The Perfect Pairings
This bread is a superstar on its own, but it also plays well with others. Slice it thick for the ultimate gluten-free avocado toast, dunk it into a warm bowl of tomato soup, or use it to build a formidable sandwich. For a real treat, try it with my favorite whipped honey butter—it’s a match made in heaven.

Your Gluten Free Bread Questions, Answered
Can I make this bread dairy-free or vegan?
Absolutely! This recipe is naturally dairy-free. To make it vegan, simply swap the honey for an equal amount of maple syrup. It works like a charm.
How should I store leftovers?
Once completely cool, store the bread in a paper or plastic bag at room temperature for up to 2 days. For longer storage, I highly recommend slicing it and freezing it. You can pop frozen slices straight into the toaster—no thawing needed!
My dough didn’t rise much. Did I do something wrong?

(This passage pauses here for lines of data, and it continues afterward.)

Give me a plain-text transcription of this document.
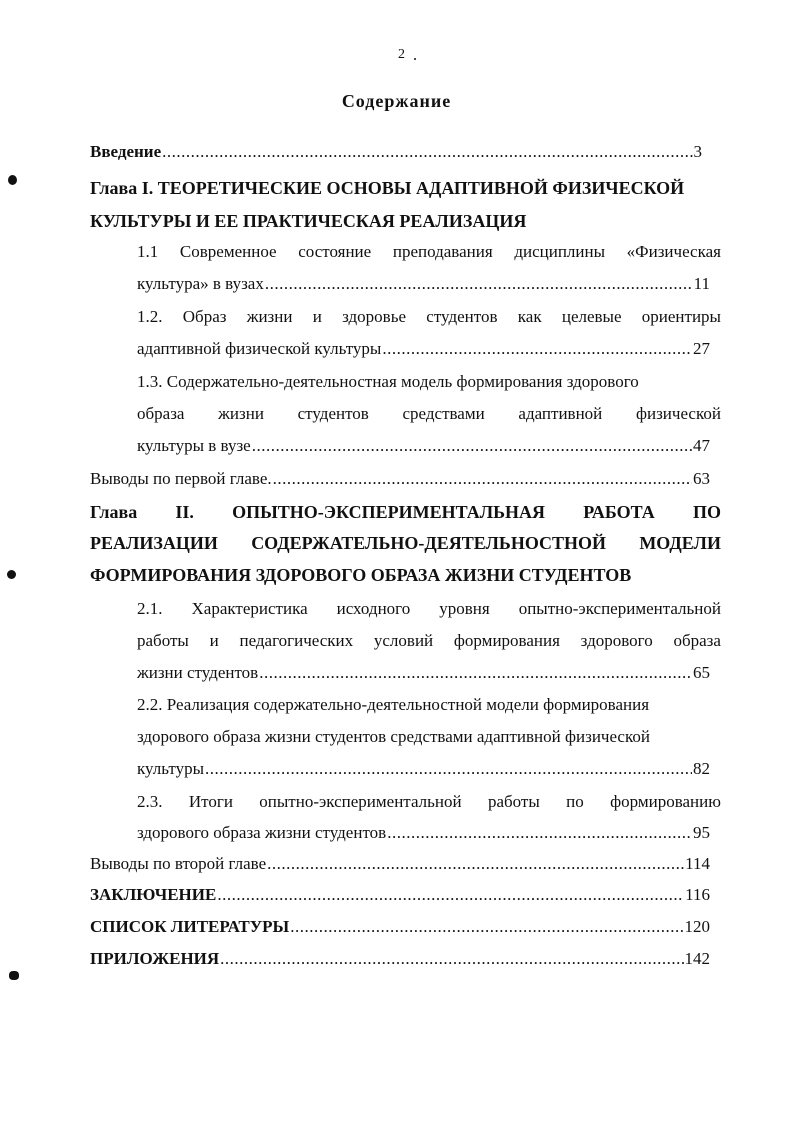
2
Содержание
Введение .....	3
Глава I. ТЕОРЕТИЧЕСКИЕ ОСНОВЫ АДАПТИВНОЙ ФИЗИЧЕСКОЙ
КУЛЬТУРЫ И ЕЕ ПРАКТИЧЕСКАЯ РЕАЛИЗАЦИЯ
1.1 Современное состояние преподавания дисциплины «Физическая
культура» в вузах .....	11
1.2. Образ жизни и здоровье студентов как целевые ориентиры
адаптивной физической культуры .....	27
1.3. Содержательно-деятельностная модель формирования здорового
образа жизни студентов средствами адаптивной физической
культуры в вузе .....	47
Выводы по первой главе. .....	63
Глава II. ОПЫТНО-ЭКСПЕРИМЕНТАЛЬНАЯ РАБОТА ПО
РЕАЛИЗАЦИИ СОДЕРЖАТЕЛЬНО-ДЕЯТЕЛЬНОСТНОЙ МОДЕЛИ
ФОРМИРОВАНИЯ ЗДОРОВОГО ОБРАЗА ЖИЗНИ СТУДЕНТОВ
2.1. Характеристика исходного уровня опытно-экспериментальной
работы и педагогических условий формирования здорового образа
жизни студентов .....	65
2.2. Реализация содержательно-деятельностной модели формирования
здорового образа жизни студентов средствами адаптивной физической
культуры .....	82
2.3. Итоги опытно-экспериментальной работы по формированию
здорового образа жизни студентов .....	95
Выводы по второй главе .....	114
ЗАКЛЮЧЕНИЕ .....	116
СПИСОК ЛИТЕРАТУРЫ .....	120
ПРИЛОЖЕНИЯ .....	142
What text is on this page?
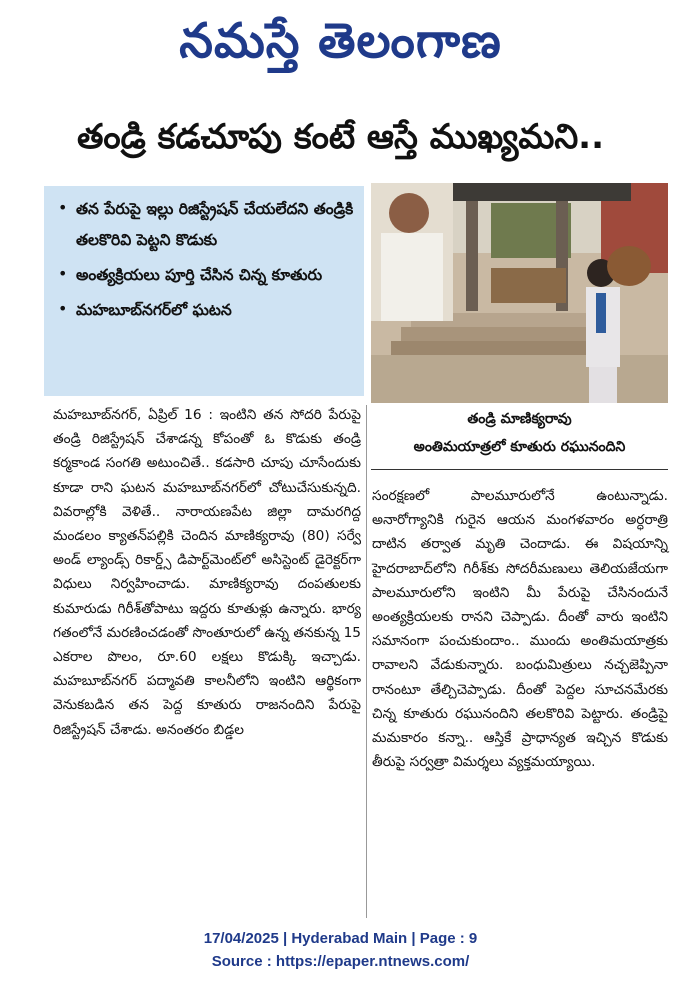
నమస్తే తెలంగాణ
తండ్రి కడచూపు కంటే ఆస్తే ముఖ్యమని..
• తన పేరుపై ఇల్లు రిజిస్ట్రేషన్ చేయలేదని తండ్రికి తలకొరివి పెట్టని కొడుకు
• అంత్యక్రియలు పూర్తి చేసిన చిన్న కూతురు
• మహబూబ్‌నగర్‌లో ఘటన
తండ్రి మాణిక్యరావు
అంతిమయాత్రలో కూతురు రఘునందిని

మహబూబ్‌నగర్, ఏప్రిల్ 16 : ఇంటిని తన సోదరి పేరుపై తండ్రి రిజిస్ట్రేషన్ చేశాడన్న కోపంతో ఓ కొడుకు తండ్రి కర్మకాండ సంగతి అటుంచితే.. కడసారి చూపు చూసేందుకు కూడా రాని ఘటన మహబూబ్‌నగర్‌లో చోటుచేసుకున్నది. వివరాల్లోకి వెళితే.. నారాయణపేట జిల్లా దామరగిద్ద మండలం క్యాతన్‌పల్లికి చెందిన మాణిక్యరావు (80) సర్వే అండ్ ల్యాండ్స్ రికార్డ్స్ డిపార్ట్‌మెంట్‌లో అసిస్టెంట్ డైరెక్టర్‌గా విధులు నిర్వహించాడు. మాణిక్యరావు దంపతులకు కుమారుడు గిరీశ్‌తోపాటు ఇద్దరు కూతుళ్లు ఉన్నారు. భార్య గతంలోనే మరణించడంతో సొంతూరులో ఉన్న తనకున్న 15 ఎకరాల పొలం, రూ.60 లక్షలు కొడుక్కి ఇచ్చాడు. మహబూబ్‌నగర్ పద్మావతి కాలనీలోని ఇంటిని ఆర్థికంగా వెనుకబడిన తన పెద్ద కూతురు రాజనందిని పేరుపై రిజిస్ట్రేషన్ చేశాడు. అనంతరం బిడ్డల

సంరక్షణలో పాలమూరులోనే ఉంటున్నాడు. అనారోగ్యానికి గురైన ఆయన మంగళవారం అర్ధరాత్రి దాటిన తర్వాత మృతి చెందాడు. ఈ విషయాన్ని హైదరాబాద్‌లోని గిరీశ్‌కు సోదరీమణులు తెలియజేయగా పాలమూరులోని ఇంటిని మీ పేరుపై చేసినందునే అంత్యక్రియలకు రానని చెప్పాడు. దీంతో వారు ఇంటిని సమానంగా పంచుకుందాం.. ముందు అంతిమయాత్రకు రావాలని వేడుకున్నారు. బంధుమిత్రులు నచ్చజెప్పినా రానంటూ తేల్చిచెప్పాడు. దీంతో పెద్దల సూచనమేరకు చిన్న కూతురు రఘునందిని తలకొరివి పెట్టారు. తండ్రిపై మమకారం కన్నా.. ఆస్తికే ప్రాధాన్యత ఇచ్చిన కొడుకు తీరుపై సర్వత్రా విమర్శలు వ్యక్తమయ్యాయి.

17/04/2025 | Hyderabad Main | Page : 9
Source : https://epaper.ntnews.com/
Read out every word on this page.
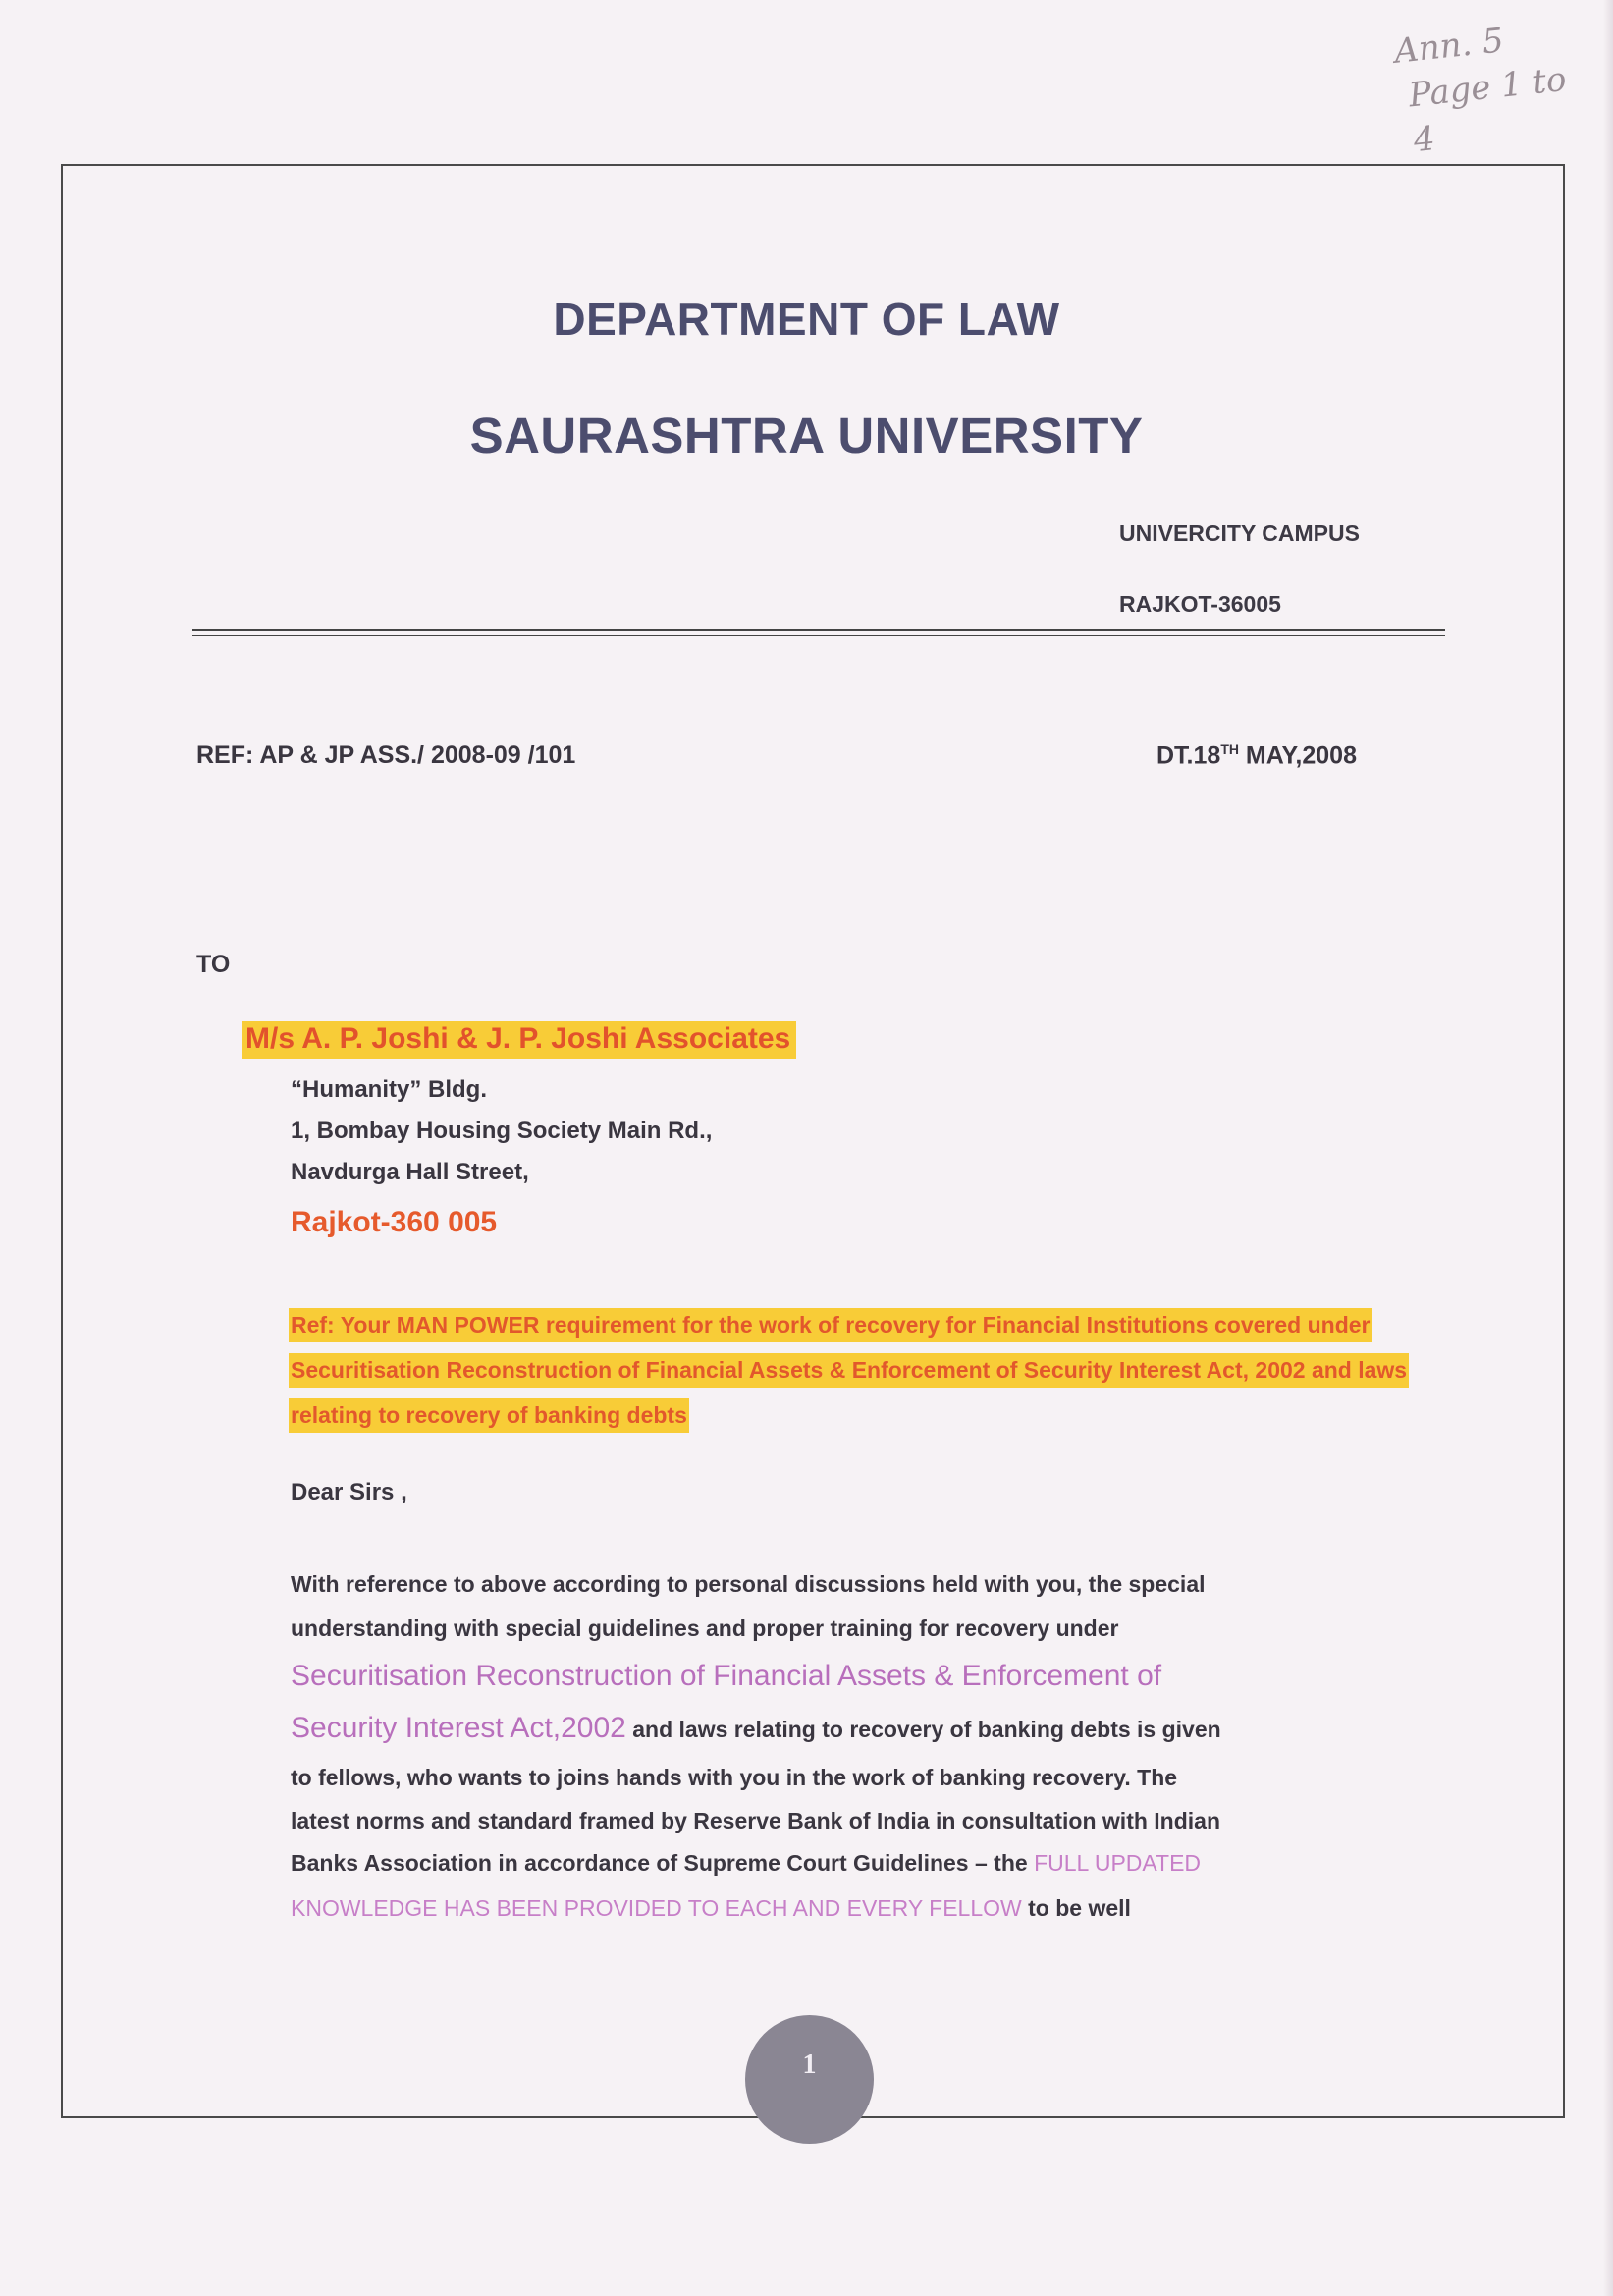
Ann. 5
Page 1 to 4
DEPARTMENT OF LAW
SAURASHTRA UNIVERSITY
UNIVERCITY CAMPUS
RAJKOT-36005
REF: AP & JP ASS./ 2008-09 /101	DT.18TH MAY,2008
TO
M/s A. P. Joshi & J. P. Joshi Associates
“Humanity” Bldg.
1, Bombay Housing Society Main Rd.,
Navdurga Hall Street,
Rajkot-360 005
Ref: Your MAN POWER requirement for the work of recovery for Financial Institutions covered under Securitisation Reconstruction of Financial Assets & Enforcement of Security Interest Act, 2002 and laws relating to recovery of banking debts
Dear Sirs ,
With reference to above according to personal discussions held with you, the special
understanding with special guidelines and proper training for recovery under
Securitisation Reconstruction of Financial Assets & Enforcement of
Security Interest Act,2002 and laws relating to recovery of banking debts is given
to fellows, who wants to joins hands with you in the work of banking recovery. The
latest norms and standard framed by Reserve Bank of India in consultation with Indian
Banks Association in accordance of Supreme Court Guidelines – the FULL UPDATED
KNOWLEDGE HAS BEEN PROVIDED TO EACH AND EVERY FELLOW to be well
1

Don’t worry! Gluten-free dough behaves differently than traditional wheat dough. It relies more on the chemical leavening than on trapped gas for its rise. It will puff up, but it likely won’t double. Trust the process—it will still bake up beautifully.
Can I use a different type of flour?
I highly recommend sticking with a trusted all-purpose gluten-free blend for the best results. If you’re feeling adventurous and want to try a different grain, my guide on working with alternative gluten-free flours can help you experiment successfully.
More Easy Gluten-Free Favorites
If you loved how simple and delicious this bread was, you have to try my One-Bowl Gluten Free Banana Bread. It’s another no-fuss, crowd-pleasing recipe that proves gluten-free baking doesn’t have to be complicated. For a savory option, my Gluten Free Skillet Cornbread is a family favorite that’s ready in under 30 minutes.
There you have it—the easiest path to a glorious, homemade loaf of No Knead Gluten Free Bread. It’s the kind of recipe that brings a little bit of magic back to the kitchen, proving that a dietary restriction is just an opportunity to get more creative. I hope this bread finds its way to your table and becomes a cherished staple, just like it has in my home. Now, go forth and bake!